Spttin' and cussin', Neil Young is on fine form on his latest album with gnarled veterans Crazy Horse
Here's a pure blast of defiance from old curmudgeon Neil Young. At an ever restless 74 years old, he has reconvened Crazy Horse for a new album, fifty years since Everybody Knows This Is Nowhere, his first record with the gnarled rock veterans.
Bassist Billy Talbot and drummer Ralph Molina are back on board and they’re ably aided and abetted by Nils Lofgren of the E Street Band. The results are reliably rusted and parched but Colorado also cranks out some of Young’s finest songs in years in the shape of weeping eco-ballad Green and Blue and Rainbow Of Colors, a simple call for harmony in the face of white supremacy and Trumpism which has all the Utopian hippy dreaming of CSN&Y.
The recording location high up in the Rocky Mountains seems to lend these songs a freshness and vitality that finds Young and Crazy Horse throttling back on the thirteen-minute guitar rhapsody of She Showed Me Love, which returns to lifelong themes of ecology: "I saw old white guys trying to destroy Mother Nature."
At an even more urgent era for our environment than Young’s early championing of Gaia, Green Is Blue could be the key track on Colorado.

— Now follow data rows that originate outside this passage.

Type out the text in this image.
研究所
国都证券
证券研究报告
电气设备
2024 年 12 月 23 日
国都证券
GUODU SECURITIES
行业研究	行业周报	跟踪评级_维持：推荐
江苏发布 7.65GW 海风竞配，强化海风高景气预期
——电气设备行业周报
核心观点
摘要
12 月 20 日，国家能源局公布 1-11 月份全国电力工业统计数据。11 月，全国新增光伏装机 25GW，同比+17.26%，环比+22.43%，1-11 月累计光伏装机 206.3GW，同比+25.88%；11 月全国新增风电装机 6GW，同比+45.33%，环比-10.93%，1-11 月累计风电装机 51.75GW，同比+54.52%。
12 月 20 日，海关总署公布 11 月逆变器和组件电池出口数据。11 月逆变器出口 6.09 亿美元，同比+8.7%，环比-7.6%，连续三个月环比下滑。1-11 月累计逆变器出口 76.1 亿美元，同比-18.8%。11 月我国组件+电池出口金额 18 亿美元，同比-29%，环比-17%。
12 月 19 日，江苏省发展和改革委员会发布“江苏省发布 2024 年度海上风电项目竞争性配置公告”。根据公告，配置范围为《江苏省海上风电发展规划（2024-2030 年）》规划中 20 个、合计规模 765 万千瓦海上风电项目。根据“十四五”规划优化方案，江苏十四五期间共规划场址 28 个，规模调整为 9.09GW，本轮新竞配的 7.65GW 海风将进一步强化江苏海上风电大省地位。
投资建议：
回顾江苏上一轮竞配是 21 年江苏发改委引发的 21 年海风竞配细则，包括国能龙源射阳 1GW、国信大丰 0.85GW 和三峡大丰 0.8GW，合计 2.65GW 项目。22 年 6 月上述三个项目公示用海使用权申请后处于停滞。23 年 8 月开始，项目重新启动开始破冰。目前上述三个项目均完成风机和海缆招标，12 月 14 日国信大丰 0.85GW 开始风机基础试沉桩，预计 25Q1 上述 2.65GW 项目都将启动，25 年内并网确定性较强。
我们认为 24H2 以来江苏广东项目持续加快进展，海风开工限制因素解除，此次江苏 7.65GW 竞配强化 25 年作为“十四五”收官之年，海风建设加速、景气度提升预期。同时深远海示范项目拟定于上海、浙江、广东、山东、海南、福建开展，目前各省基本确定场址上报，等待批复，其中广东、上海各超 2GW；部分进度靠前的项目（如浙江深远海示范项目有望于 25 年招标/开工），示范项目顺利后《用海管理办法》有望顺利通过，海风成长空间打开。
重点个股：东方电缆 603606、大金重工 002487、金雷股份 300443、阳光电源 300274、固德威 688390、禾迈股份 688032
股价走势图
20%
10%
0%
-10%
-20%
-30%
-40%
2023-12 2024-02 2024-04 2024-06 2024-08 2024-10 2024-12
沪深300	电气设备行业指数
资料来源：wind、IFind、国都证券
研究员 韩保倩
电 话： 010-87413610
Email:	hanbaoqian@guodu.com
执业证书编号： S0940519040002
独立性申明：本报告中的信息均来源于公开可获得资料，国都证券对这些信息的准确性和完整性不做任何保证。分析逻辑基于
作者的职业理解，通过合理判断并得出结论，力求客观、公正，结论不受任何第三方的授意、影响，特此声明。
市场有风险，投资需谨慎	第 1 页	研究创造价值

It’s a gorgeous and very moving lament that echoes down the decades to After the Gold Rush with delicate piano and vibraphone.

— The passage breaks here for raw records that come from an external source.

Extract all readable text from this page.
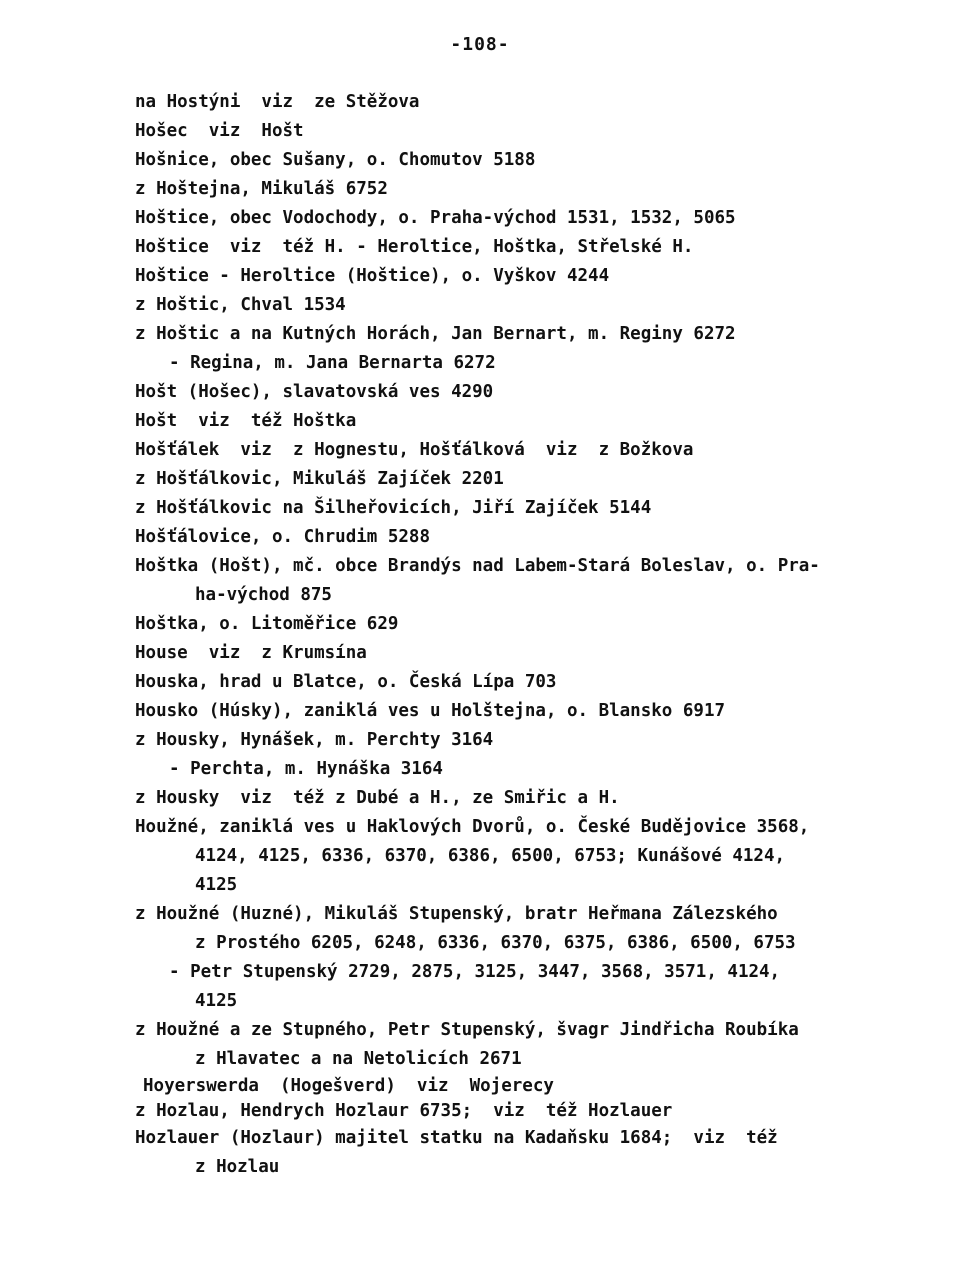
-108-
na Hostýni  viz  ze Stěžova
Hošec  viz  Hošt
Hošnice, obec Sušany, o. Chomutov 5188
z Hoštejna, Mikuláš 6752
Hoštice, obec Vodochody, o. Praha-východ 1531, 1532, 5065
Hoštice  viz  též H. - Heroltice, Hoštka, Střelské H.
Hoštice - Heroltice (Hoštice), o. Vyškov 4244
z Hoštic, Chval 1534
z Hoštic a na Kutných Horách, Jan Bernart, m. Reginy 6272
- Regina, m. Jana Bernarta 6272
Hošt (Hošec), slavatovská ves 4290
Hošt  viz  též Hoštka
Hošťálek  viz  z Hognestu, Hošťálková  viz  z Božkova
z Hošťálkovic, Mikuláš Zajíček 2201
z Hošťálkovic na Šilheřovicích, Jiří Zajíček 5144
Hošťálovice, o. Chrudim 5288
Hoštka (Hošt), mč. obce Brandýs nad Labem-Stará Boleslav, o. Pra-
ha-východ 875
Hoštka, o. Litoměřice 629
House  viz  z Krumsína
Houska, hrad u Blatce, o. Česká Lípa 703
Housko (Húsky), zaniklá ves u Holštejna, o. Blansko 6917
z Housky, Hynášek, m. Perchty 3164
- Perchta, m. Hynáška 3164
z Housky  viz  též z Dubé a H., ze Smiřic a H.
Houžné, zaniklá ves u Haklových Dvorů, o. České Budějovice 3568,
4124, 4125, 6336, 6370, 6386, 6500, 6753; Kunášové 4124,
4125
z Houžné (Huzné), Mikuláš Stupenský, bratr Heřmana Zálezského
z Prostého 6205, 6248, 6336, 6370, 6375, 6386, 6500, 6753
- Petr Stupenský 2729, 2875, 3125, 3447, 3568, 3571, 4124,
4125
z Houžné a ze Stupného, Petr Stupenský, švagr Jindřicha Roubíka
z Hlavatec a na Netolicích 2671
Hoyerswerda  (Hogešverd)  viz  Wojerecy
z Hozlau, Hendrych Hozlaur 6735;  viz  též Hozlauer
Hozlauer (Hozlaur) majitel statku na Kadaňsku 1684;  viz  též
z Hozlau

When a fragile-voiced Young pleads, "There’s so much we didn’t do/That we knew we had to do, We watched the species die… We saw the polar bear/she floated/ on a piece of ice/from another time", you'll know that it's not only love that will break your heart.

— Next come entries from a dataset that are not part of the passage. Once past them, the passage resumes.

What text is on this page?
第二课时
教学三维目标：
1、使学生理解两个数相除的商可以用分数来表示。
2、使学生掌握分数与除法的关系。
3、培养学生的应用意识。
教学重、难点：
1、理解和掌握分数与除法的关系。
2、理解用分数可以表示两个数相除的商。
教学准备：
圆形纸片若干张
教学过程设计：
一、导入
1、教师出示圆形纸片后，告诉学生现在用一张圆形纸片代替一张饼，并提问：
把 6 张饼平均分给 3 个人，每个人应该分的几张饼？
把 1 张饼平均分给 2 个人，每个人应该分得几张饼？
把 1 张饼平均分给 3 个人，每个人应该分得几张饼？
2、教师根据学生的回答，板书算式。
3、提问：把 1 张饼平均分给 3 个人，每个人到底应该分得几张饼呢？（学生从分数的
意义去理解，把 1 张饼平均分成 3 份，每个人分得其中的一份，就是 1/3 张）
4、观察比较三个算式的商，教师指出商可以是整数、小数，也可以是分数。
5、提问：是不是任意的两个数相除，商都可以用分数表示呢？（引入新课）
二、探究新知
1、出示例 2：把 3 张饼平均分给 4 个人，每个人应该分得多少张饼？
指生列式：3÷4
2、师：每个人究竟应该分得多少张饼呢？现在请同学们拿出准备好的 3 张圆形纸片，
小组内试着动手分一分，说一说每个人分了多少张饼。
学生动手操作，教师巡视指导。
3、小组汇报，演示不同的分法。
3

The knotty gnarl and feedback whistle of guitars are back on the turbulent blast of garage rock that is Shut It Down, another spleen-venting song raging against climate change, with a ghostly harmony of "we’ve got to shut the whole system down".
Elsewhere, the gloriously dyspeptic Help Me Lose My Mind sounds like it was written by Lou Reed ("I got a face that gets me into trouble") as note-bending pyrotechnics frame Young's funniest song in years and one that recalls 1988’s contemptuous anti-corporate anthem This Note’s For You.
This grizzled and esteemed old refusenik has a lot left to say.